In 2007 Monika Kruse began a productive cooperation with Worms-based Gregor Tresher. Their first production "GTMK – and more..." came out in July 2007 – followed by another 12" GTMK – Panchakarma on Dutch label Intacto.

In 2008 Kruse released her acclaimed debut solo longplayer, 'Changes of Perception' – which clocked in at number 2 on Raveline Magazine*'s 'Best Album of the year 2008'

Kruse's follow up album 'Traces' came four years after 'Changes of Perception' and is an expression of Kruse's personal and musical influences over the years – "It's a combinations of different electronic styles which have all had a big impact on me"

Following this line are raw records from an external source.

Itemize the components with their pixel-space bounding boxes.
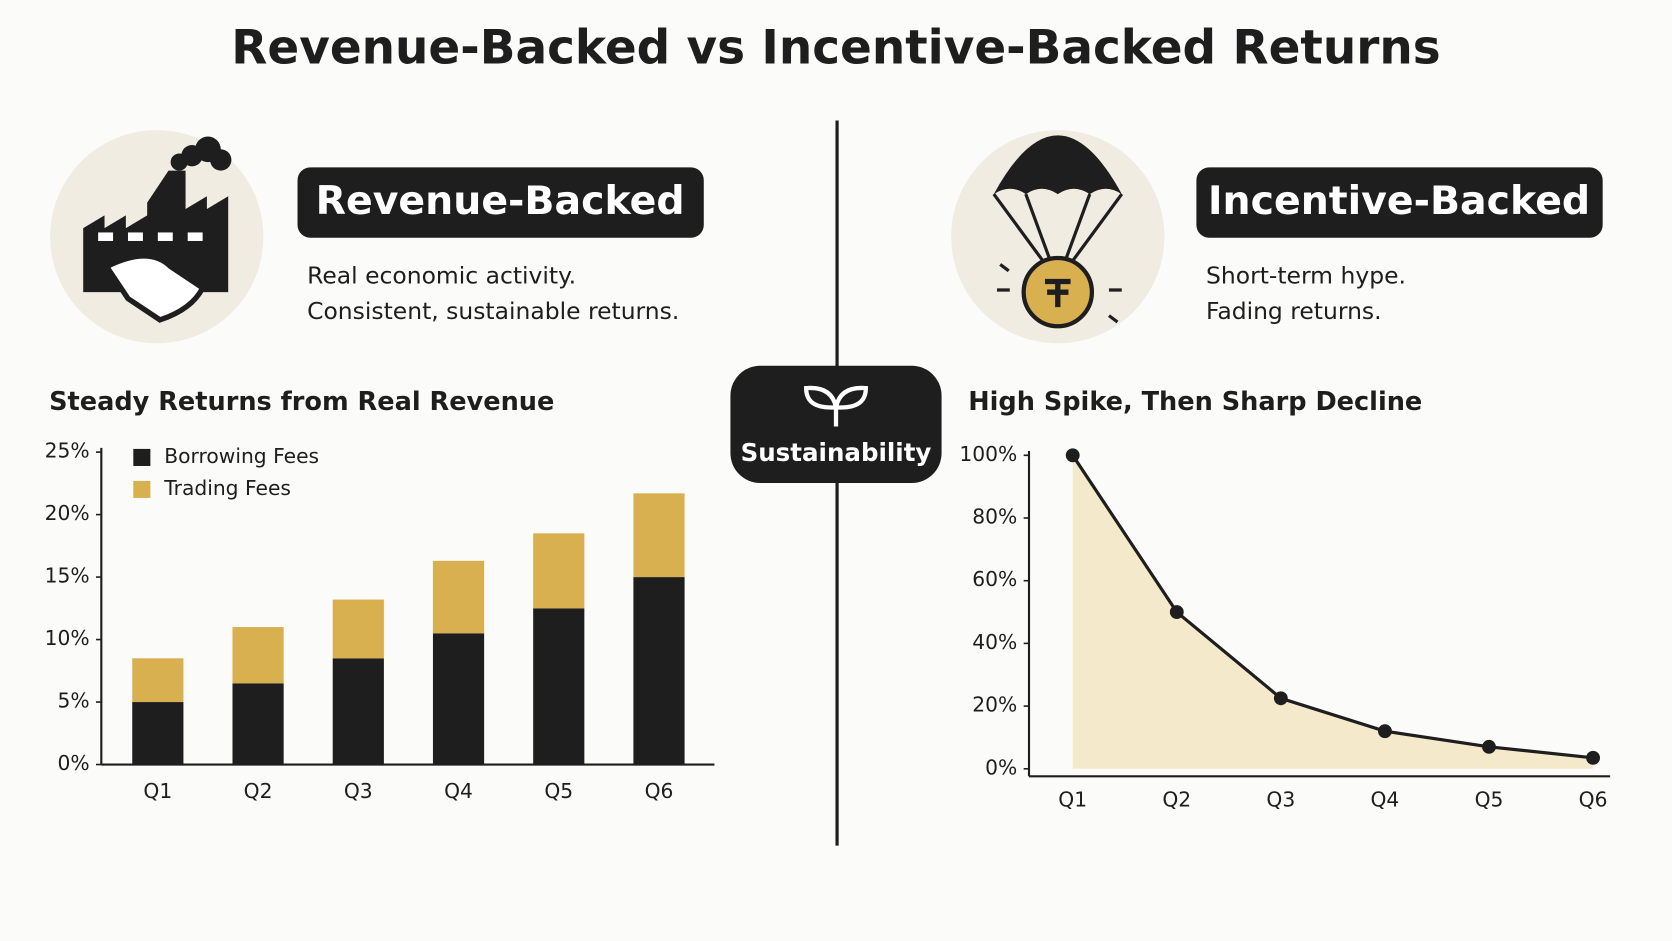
main-title: Revenue-Backed vs Incentive-Backed Retur… bbox=[231, 21, 1440, 76]
legend-label: Trading Fees bbox=[163, 476, 291, 500]
x-tick-label: Q3 bbox=[1266, 787, 1295, 811]
x-tick-label: Q4 bbox=[444, 779, 473, 803]
desc: Fading returns. bbox=[1206, 297, 1382, 325]
badge bbox=[297, 167, 704, 238]
y-tick-label: 10% bbox=[45, 626, 90, 650]
y-tick-label: 100% bbox=[959, 442, 1017, 466]
x-tick-label: Q3 bbox=[344, 779, 373, 803]
bar-segment bbox=[132, 702, 184, 765]
x-tick-label: Q6 bbox=[645, 779, 674, 803]
bar-segment bbox=[633, 493, 685, 578]
point bbox=[1586, 750, 1600, 765]
y-tick-label: 0% bbox=[985, 755, 1017, 779]
y-tick-label: 20% bbox=[45, 501, 90, 525]
bar-segment bbox=[533, 533, 585, 609]
y-tick-label: 60% bbox=[972, 567, 1017, 591]
x-tick-label: Q2 bbox=[244, 779, 273, 803]
bar-segment bbox=[432, 633, 485, 765]
y-tick-label: 80% bbox=[972, 505, 1017, 529]
bar-segment bbox=[332, 658, 384, 765]
badge bbox=[1196, 167, 1603, 238]
x-tick-label: Q5 bbox=[1475, 787, 1504, 811]
x-tick-label: Q1 bbox=[1058, 787, 1087, 811]
bar-segment bbox=[432, 560, 485, 634]
bar-segment bbox=[533, 608, 585, 765]
badge-text: Revenue-Backed bbox=[316, 178, 685, 224]
point bbox=[1169, 605, 1184, 619]
chart-title: High Spike, Then Sharp Decline bbox=[968, 387, 1422, 417]
point bbox=[1482, 739, 1496, 754]
y-tick-label: 25% bbox=[45, 439, 90, 463]
x-tick-label: Q6 bbox=[1579, 787, 1608, 811]
x-tick-label: Q5 bbox=[544, 779, 573, 803]
y-tick-label: 0% bbox=[57, 751, 89, 775]
badge-text: Incentive-Backed bbox=[1208, 178, 1590, 224]
y-tick-label: 40% bbox=[972, 630, 1017, 654]
chart-title: Steady Returns from Real Revenue bbox=[49, 387, 554, 417]
legend-swatch bbox=[133, 448, 151, 466]
bar-segment bbox=[232, 683, 284, 765]
bar-segment bbox=[232, 627, 284, 684]
desc: Short-term hype. bbox=[1206, 262, 1406, 290]
legend-swatch bbox=[133, 480, 151, 498]
x-tick-label: Q1 bbox=[143, 779, 172, 803]
factory-icon bbox=[83, 136, 232, 323]
y-tick-label: 5% bbox=[57, 689, 89, 713]
x-tick-label: Q4 bbox=[1371, 787, 1400, 811]
center-label: Sustainability bbox=[741, 438, 932, 467]
y-tick-label: 20% bbox=[972, 693, 1017, 717]
area bbox=[1072, 455, 1594, 769]
desc: Real economic activity. bbox=[307, 262, 576, 290]
x-tick-label: Q2 bbox=[1162, 787, 1191, 811]
bar-segment bbox=[633, 577, 685, 765]
bar-segment bbox=[332, 599, 384, 659]
line bbox=[1071, 454, 1594, 760]
point bbox=[1065, 448, 1080, 463]
parachute-icon bbox=[992, 135, 1124, 329]
legend-label: Borrowing Fees bbox=[164, 444, 319, 468]
y-tick-label: 15% bbox=[45, 564, 90, 588]
point bbox=[1377, 724, 1392, 739]
point bbox=[1273, 691, 1288, 706]
bar-segment bbox=[132, 658, 184, 703]
sprout-icon bbox=[804, 385, 868, 427]
desc: Consistent, sustainable returns. bbox=[307, 297, 679, 325]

Though she began working on 'Traces' in February 2011, she took a break during the course of creating the album due to the death of her mother. She returned to the studio in the autumn and completed it in February 2012, finding catharsis in her love for music – "When my mother was sick and died, that was not easy, but when I start to spin I immediately – when the first record is playing – I forget everything about me and I just hear the music".

2017 sees the release of a 'Get Me On', a new EP from Kruse and her long-time collaborators Pig&Dan, with whom she has made four EP's with. Talking about her relationship with the duo, Kruse says "I'm always happy to spend time with my brothers in the studio because we have so much fun and it just flows."

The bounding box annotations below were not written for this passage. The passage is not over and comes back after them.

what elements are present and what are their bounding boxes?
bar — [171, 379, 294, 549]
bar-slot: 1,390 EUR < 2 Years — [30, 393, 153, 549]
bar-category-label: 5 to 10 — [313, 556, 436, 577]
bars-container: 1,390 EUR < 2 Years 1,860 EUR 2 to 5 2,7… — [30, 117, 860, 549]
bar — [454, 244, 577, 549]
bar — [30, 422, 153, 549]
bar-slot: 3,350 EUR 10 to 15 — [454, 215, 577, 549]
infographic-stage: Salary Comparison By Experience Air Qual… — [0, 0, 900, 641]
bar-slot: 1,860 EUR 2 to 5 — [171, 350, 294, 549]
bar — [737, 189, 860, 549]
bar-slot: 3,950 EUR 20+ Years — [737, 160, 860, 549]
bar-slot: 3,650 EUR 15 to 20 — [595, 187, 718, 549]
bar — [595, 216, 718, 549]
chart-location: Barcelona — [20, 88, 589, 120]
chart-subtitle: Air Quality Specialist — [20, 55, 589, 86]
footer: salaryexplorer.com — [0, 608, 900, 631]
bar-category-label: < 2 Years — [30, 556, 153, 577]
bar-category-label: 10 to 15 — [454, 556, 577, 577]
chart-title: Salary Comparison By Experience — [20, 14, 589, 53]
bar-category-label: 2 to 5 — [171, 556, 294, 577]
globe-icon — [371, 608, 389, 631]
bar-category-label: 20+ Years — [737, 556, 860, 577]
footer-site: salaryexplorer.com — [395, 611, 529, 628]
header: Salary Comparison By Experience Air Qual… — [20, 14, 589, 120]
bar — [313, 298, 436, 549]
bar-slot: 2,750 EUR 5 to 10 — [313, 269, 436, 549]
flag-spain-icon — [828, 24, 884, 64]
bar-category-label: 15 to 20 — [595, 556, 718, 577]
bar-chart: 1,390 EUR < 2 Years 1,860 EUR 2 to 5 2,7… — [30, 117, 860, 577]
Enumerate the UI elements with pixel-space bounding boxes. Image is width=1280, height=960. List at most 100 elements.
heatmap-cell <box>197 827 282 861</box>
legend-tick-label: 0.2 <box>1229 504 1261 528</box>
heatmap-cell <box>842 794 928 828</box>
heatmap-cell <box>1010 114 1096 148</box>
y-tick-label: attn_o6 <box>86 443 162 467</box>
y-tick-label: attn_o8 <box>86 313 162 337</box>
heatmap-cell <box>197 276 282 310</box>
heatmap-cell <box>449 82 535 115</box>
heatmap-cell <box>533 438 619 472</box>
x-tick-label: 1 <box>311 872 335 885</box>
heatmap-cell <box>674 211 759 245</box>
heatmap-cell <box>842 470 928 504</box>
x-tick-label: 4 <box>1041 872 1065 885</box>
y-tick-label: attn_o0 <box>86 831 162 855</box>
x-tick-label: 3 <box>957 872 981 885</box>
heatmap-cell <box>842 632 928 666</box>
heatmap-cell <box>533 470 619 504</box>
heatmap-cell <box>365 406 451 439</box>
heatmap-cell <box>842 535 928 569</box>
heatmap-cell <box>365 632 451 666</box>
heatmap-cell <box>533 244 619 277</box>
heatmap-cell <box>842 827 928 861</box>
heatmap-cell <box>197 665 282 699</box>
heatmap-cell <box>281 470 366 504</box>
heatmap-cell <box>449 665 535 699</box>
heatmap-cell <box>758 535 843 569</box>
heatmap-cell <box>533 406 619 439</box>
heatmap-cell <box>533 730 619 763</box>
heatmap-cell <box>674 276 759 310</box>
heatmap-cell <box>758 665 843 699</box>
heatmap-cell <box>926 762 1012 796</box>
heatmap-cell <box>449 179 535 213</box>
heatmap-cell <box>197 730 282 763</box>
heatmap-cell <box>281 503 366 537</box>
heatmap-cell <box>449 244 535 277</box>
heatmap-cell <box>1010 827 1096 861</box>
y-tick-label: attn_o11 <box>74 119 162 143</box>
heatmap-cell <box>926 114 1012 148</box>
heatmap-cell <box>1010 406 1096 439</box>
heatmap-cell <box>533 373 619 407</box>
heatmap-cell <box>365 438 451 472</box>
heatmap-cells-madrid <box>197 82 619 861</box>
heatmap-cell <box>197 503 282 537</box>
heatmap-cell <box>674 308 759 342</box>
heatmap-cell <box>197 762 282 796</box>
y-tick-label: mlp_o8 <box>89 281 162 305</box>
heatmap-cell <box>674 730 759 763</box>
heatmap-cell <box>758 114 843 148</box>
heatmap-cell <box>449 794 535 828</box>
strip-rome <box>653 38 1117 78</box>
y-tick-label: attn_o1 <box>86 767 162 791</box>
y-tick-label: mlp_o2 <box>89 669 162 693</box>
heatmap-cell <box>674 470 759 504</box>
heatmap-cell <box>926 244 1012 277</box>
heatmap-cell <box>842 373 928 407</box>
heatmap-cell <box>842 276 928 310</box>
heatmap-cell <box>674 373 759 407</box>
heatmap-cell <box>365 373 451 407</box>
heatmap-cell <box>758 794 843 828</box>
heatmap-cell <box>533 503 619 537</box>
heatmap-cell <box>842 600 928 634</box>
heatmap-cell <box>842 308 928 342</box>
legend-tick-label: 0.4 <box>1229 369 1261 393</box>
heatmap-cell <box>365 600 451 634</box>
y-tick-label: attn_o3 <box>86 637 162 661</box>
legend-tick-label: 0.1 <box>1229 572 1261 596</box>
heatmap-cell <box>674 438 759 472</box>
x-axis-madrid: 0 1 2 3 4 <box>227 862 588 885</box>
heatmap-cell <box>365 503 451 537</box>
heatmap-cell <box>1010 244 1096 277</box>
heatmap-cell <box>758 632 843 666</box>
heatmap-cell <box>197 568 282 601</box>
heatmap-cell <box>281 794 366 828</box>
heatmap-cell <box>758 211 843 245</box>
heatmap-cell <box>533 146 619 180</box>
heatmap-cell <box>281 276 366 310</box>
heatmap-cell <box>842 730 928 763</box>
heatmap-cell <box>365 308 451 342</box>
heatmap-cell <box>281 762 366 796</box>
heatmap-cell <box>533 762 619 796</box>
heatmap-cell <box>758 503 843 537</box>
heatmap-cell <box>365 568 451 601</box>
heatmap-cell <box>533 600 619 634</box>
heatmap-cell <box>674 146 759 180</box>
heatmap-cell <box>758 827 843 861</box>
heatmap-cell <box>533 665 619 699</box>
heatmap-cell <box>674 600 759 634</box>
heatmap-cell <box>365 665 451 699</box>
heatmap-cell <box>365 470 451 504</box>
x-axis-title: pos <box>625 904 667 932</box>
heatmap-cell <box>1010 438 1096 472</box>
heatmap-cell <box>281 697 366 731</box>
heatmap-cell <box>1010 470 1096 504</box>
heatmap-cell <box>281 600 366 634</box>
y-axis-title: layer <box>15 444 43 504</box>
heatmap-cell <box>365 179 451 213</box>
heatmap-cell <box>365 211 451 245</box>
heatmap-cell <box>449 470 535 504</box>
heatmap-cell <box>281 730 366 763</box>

Monika says she bonded with Pig&Dan in Ibiza more than ten years ago: "I remember clicking with them from the first moment and we’ve been great friends ever since. Even at that early point we had the idea to go into the studio together, but it took years until it actually happened for the first EP".

Monika believes 'Get Me On' to be one of her most emotional production works – "It was extra special because it was during my time-out moment where I was doing a lot of meditation and I think that reflects in the EP".